Zo'n kleine duivel houdt van spelletjes en kan het goed vinden met kinderen, op voorwaarde dat ze gewend zijn aan zijn gezelschap en hem niet behandelen als een knuffeldier omdat hij waardig is. en trots. Deze "kleine maten" zijn natuurlijk gewend om in een appartement te wonen, maar dat betekent niet dat ze homebody zijn en je moet weten dat ze genieten van wandelingen in het bos, in vrijheid. Ze vormen geen specifieke gezondheidsproblemen, maar zoals voor alle honden met grote ogen op het hoofd, moet erop worden gelet dat ze regelmatig worden gereinigd en dat ze geen tocht of tocht veroorzaken. stof, wanneer je kunt.
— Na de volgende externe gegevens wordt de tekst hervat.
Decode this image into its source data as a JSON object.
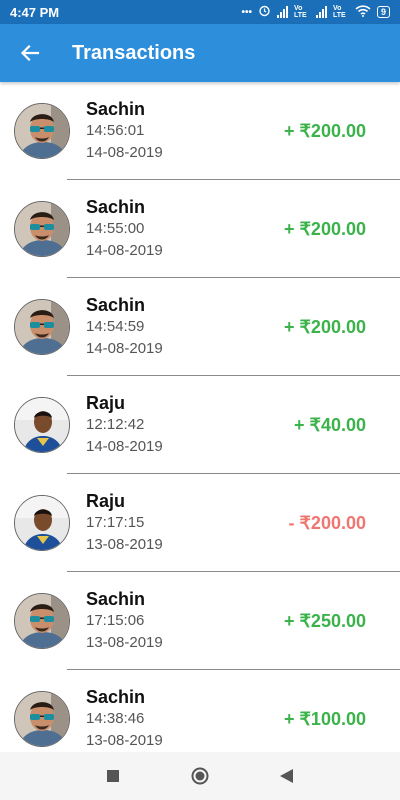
{
  "status": {
    "time": "4:47 PM",
    "battery": "9",
    "lte1": "Vo LTE",
    "lte2": "Vo LTE"
  },
  "header": {
    "title": "Transactions",
    "back_icon": "arrow-back-icon"
  },
  "colors": {
    "credit": "#3bb34a",
    "debit": "#f07672",
    "app_bar": "#2d8fdc",
    "status_bar": "#1a6fb8"
  },
  "transactions": [
    {
      "name": "Sachin",
      "time": "14:56:01",
      "date": "14-08-2019",
      "amount": "+ ₹200.00",
      "type": "credit",
      "avatar": "sachin"
    },
    {
      "name": "Sachin",
      "time": "14:55:00",
      "date": "14-08-2019",
      "amount": "+ ₹200.00",
      "type": "credit",
      "avatar": "sachin"
    },
    {
      "name": "Sachin",
      "time": "14:54:59",
      "date": "14-08-2019",
      "amount": "+ ₹200.00",
      "type": "credit",
      "avatar": "sachin"
    },
    {
      "name": "Raju",
      "time": "12:12:42",
      "date": "14-08-2019",
      "amount": "+ ₹40.00",
      "type": "credit",
      "avatar": "raju"
    },
    {
      "name": "Raju",
      "time": "17:17:15",
      "date": "13-08-2019",
      "amount": "- ₹200.00",
      "type": "debit",
      "avatar": "raju"
    },
    {
      "name": "Sachin",
      "time": "17:15:06",
      "date": "13-08-2019",
      "amount": "+ ₹250.00",
      "type": "credit",
      "avatar": "sachin"
    },
    {
      "name": "Sachin",
      "time": "14:38:46",
      "date": "13-08-2019",
      "amount": "+ ₹100.00",
      "type": "credit",
      "avatar": "sachin"
    }
  ],
  "nav": {
    "recents_icon": "square-recents-icon",
    "home_icon": "circle-home-icon",
    "back_icon": "triangle-back-icon"
  }
}
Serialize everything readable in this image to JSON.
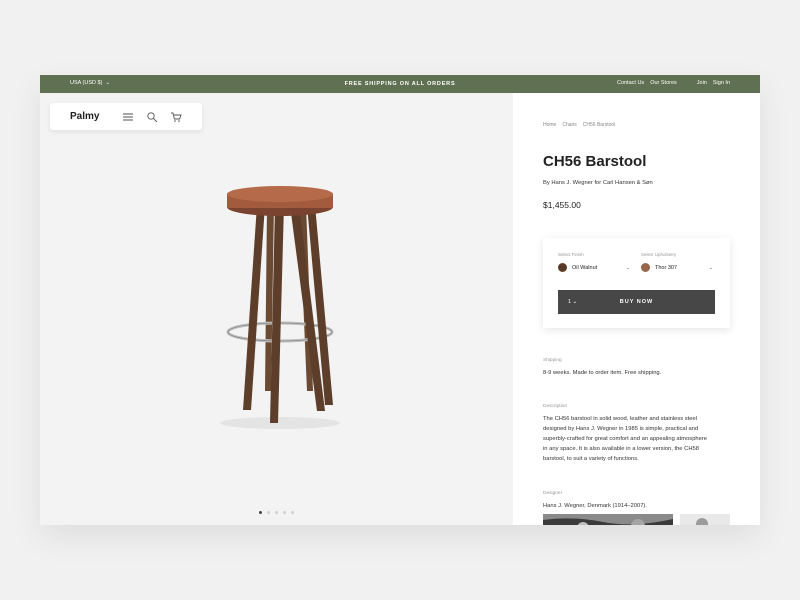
{
  "topbar": {
    "currency": "USA (USD $)",
    "promo": "FREE SHIPPING ON ALL ORDERS",
    "links": [
      "Contact Us",
      "Our Stores",
      "Join",
      "Sign In"
    ]
  },
  "nav": {
    "logo": "Palmy",
    "icons": [
      "menu-icon",
      "search-icon",
      "cart-icon"
    ]
  },
  "gallery": {
    "dots": 5,
    "active": 0
  },
  "product": {
    "breadcrumb": [
      "Home",
      "Chairs",
      "CH56 Barstool"
    ],
    "title": "CH56 Barstool",
    "byline": "By Hans J. Wegner for Carl Hansen & Søn",
    "price": "$1,455.00",
    "finish": {
      "label": "Select Finish",
      "value": "Oil Walnut",
      "color": "#5a3a26"
    },
    "upholstery": {
      "label": "Select Upholstery",
      "value": "Thor 307",
      "color": "#9a6649"
    },
    "quantity": "1",
    "buy_label": "BUY NOW",
    "shipping": {
      "label": "Shipping",
      "text": "8-9 weeks. Made to order item. Free shipping."
    },
    "description": {
      "label": "Description",
      "lines": [
        "The CH56 barstool in solid wood, leather and stainless steel",
        "designed by Hans J. Wegner in 1985 is simple, practical and",
        "superbly-crafted for great comfort and an appealing atmosphere",
        "in any space. It is also available in a lower version, the CH58",
        "barstool, to suit a variety of functions."
      ]
    },
    "designer": {
      "label": "Designer",
      "text": "Hans J. Wegner, Denmark (1914–2007)."
    }
  },
  "colors": {
    "topbar": "#5f7152",
    "button": "#474747"
  }
}
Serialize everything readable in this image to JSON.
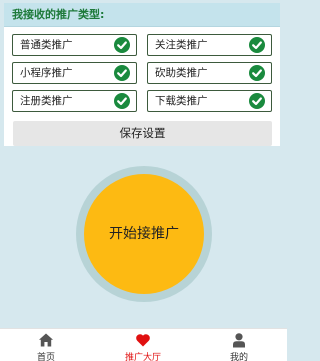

Griffons Bruxellois en Belgisch, Petit Brabançon zijn geschikt voor iedereen die op zoek is naar een vleugje originaliteit zonder zich zorgen te hoeven maken over mode, of die gevoelig zijn voor hun zij een beetje "retro". Deze metgezellen van de elegante jaren van de gekke jaren verschenen op de armen van de modellen in modebladen.